For a team that rarely wins going away, incremental improvement can be significant, as Marshall’s mistake against Virginia would attest. The Virginia loss was one of three that the Jackets suffered by four points or fewer, defeats that knocked Tech out of bowl eligibility for the second time in three years. It stands to figure that with a season’s worth of experience (Marshall had thrown one pass before last season), those decisions can be made more efficiently from the pocket.

Johnson informed media in Charlotte of two developments that are encouraging to Marshall. Center Kenny Cooper, who missed the end of spring practice with a foot injury, is expected back at some point in the first part of the season, and offensive tackle/center Andrew Marshall, who missed the 2017 season and spring practice with a foot injury, also is expected to play.

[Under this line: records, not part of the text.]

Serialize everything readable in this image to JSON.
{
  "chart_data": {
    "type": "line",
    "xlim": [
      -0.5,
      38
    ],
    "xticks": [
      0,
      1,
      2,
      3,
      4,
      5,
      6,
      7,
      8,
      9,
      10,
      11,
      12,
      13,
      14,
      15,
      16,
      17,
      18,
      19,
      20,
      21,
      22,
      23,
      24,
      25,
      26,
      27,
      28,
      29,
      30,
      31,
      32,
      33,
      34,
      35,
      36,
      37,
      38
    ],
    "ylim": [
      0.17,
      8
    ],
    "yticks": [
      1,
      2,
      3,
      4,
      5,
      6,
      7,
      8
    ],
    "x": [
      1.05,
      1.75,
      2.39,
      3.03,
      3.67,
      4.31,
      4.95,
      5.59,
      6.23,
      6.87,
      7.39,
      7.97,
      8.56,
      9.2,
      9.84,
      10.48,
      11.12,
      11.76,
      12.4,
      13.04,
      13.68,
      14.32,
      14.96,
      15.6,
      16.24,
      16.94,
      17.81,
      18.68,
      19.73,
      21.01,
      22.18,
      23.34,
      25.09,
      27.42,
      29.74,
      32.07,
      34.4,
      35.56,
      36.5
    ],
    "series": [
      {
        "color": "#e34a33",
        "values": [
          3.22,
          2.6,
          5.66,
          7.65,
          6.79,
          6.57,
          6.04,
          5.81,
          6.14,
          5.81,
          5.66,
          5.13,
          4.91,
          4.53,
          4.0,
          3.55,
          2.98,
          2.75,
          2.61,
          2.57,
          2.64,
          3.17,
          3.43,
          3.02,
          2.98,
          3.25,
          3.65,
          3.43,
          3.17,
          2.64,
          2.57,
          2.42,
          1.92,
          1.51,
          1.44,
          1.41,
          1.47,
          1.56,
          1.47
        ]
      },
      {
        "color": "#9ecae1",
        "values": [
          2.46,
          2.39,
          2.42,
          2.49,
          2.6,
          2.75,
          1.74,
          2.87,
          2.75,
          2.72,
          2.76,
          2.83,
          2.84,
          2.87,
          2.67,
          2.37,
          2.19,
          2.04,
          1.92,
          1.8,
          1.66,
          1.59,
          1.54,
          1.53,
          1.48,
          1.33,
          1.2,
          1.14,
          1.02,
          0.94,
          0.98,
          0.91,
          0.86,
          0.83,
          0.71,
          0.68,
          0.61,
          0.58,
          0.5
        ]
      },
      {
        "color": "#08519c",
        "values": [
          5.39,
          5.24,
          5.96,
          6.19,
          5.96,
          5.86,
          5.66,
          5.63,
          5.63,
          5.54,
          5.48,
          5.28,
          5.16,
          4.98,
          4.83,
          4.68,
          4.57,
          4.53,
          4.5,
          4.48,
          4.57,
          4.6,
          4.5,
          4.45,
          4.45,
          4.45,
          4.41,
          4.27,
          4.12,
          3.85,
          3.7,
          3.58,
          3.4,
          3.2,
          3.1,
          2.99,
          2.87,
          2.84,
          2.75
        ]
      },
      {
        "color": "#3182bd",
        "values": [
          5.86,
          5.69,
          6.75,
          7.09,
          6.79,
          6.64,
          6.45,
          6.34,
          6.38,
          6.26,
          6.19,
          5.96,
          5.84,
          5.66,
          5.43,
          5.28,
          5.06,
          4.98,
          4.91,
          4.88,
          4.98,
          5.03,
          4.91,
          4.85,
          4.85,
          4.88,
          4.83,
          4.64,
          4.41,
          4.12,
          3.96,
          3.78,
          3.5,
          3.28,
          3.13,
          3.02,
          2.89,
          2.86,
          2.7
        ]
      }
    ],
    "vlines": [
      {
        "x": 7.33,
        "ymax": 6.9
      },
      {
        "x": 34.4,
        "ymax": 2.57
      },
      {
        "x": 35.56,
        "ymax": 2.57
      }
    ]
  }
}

“I’m excited to have Andrew back,” Marshall said. “I know he’s really excited to be back. he hasn’t played in over a year now.”

Marshall won’t have go-to receiver Ricky Jeune, now with the Los Angeles Rams. He will have returning starter Brad Stewart and expected starter Jalen Camp.

“We have some receivers that we're going to put the ball in their hands and let them work and do what they're able to do,” Marshall said.

As is his nature, Johnson held back on predictions of greatness for Marshall. But, he has seen what he can do. In 2017, Marshall set a Tech single-season record for quarterbacks with 1,146 yards, needing only 11 games to pass Justin Thomas’ 2014 mark of 1,096. And, despite the flaws in his passing game, he threw a touchdown pass once every 11.6 attempts, a ratio no other starting quarterback in the ACC could match last season.

“We’ll see,” Johnson said. “He’s worked hard. He had a good spring. He’s worked hared this summer. I see no reason that he can’t do it. I mean, he’s got the ability and the skill level. We’ve just got to do it on the field.”